Dessa forma, limpeza, higiene, cuidados básicos com o corpo e a pele acabam não sendo tão associados a saúde, e sim a resultados de beleza. E beleza, estar bela, é uma preocupação feminina, e portanto vista como “fútil”, “inferior”. E como pensar em limpeza e cuidados é “coisa de mulher”, do outro lado temos homens que são incentivados a serem completamente relapsos com seu autocuidado ou até constrangidos se demonstram asseio, que é confundida com “vaidade” e portanto “frescura”.

E o resultado prático disso? Homens que tem zero preocupação com cuidados mínimos de higiene corporal e que cultivam com orgulho e como prova de masculinidade a imagem de “porcalhão”. Quando mais tosco e rude, mais “macho” e celebrado entre os pares. Temos homens que mal se preocupam em tomar banho e ostentam por aí cuecas freadas com a maior naturalidade do mundo, ignorando que isso acontece por sua inabilidade (e preconceito) em limpar a própria bunda. Que têm um estado geral de cabelos, dentes, unhas, sempre de discutível a deplorável, além de outros hábitos bastante reprováveis como sempre deixar banheiros imundos por onde passam e a ideia de que tem permissão para urinar em qualquer lugar.

E a sociedade — machista — incentiva, ainda que não abertamente, esses hábitos, deixando bem claro para homens que quanto mais afastado de qualquer característica que possa ser associada com o “feminino”, mais “macho”, mais “viril” ele é.

pequeno manual de instruções para a vida


E essa ideia começa a ser formada desde que eles são meninos, quando são muito menos cobrados para serem asseados ou quando são constrangidos (parece “viadinho”) se demonstram qualquer traço de preocupação com cuidado pessoal que possa ser confundida com “vaidade feminina”, tipo pentear os cabelos.

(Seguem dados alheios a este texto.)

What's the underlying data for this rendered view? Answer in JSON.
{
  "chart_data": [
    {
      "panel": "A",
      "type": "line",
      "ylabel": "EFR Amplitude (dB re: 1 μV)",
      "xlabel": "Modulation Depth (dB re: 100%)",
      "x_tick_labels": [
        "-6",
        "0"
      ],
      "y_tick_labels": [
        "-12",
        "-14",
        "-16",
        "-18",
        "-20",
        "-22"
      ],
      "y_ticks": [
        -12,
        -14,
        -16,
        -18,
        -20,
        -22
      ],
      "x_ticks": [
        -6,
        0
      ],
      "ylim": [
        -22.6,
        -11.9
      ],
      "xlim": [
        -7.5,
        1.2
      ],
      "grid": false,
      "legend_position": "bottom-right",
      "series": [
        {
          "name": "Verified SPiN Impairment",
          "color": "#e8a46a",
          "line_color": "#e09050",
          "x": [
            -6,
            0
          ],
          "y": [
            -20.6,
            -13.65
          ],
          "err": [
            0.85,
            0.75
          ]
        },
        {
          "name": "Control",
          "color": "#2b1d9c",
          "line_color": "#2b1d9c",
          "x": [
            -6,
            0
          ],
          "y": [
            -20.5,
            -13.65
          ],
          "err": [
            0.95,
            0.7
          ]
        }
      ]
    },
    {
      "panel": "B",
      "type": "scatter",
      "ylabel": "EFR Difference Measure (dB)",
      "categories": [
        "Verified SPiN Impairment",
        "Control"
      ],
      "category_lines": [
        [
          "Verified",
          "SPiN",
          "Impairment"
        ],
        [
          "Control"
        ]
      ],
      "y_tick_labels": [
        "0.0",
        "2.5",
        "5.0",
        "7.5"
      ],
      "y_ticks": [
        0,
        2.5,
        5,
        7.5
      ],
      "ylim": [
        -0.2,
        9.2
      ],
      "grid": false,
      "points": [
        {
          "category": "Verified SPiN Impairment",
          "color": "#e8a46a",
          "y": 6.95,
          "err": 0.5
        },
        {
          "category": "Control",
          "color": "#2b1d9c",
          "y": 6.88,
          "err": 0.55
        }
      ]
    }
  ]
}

Dessa forma aqui vão algumas regras que parecem óbvias a serem aplicadas por todos os seres humanos, mas acredite, não o são por boa parte da metade da população nascida com pênis . E que homens podem fazer o seu check-list, e todos podem usar como um guia do que meninos não podem deixar de aprender, para a vida.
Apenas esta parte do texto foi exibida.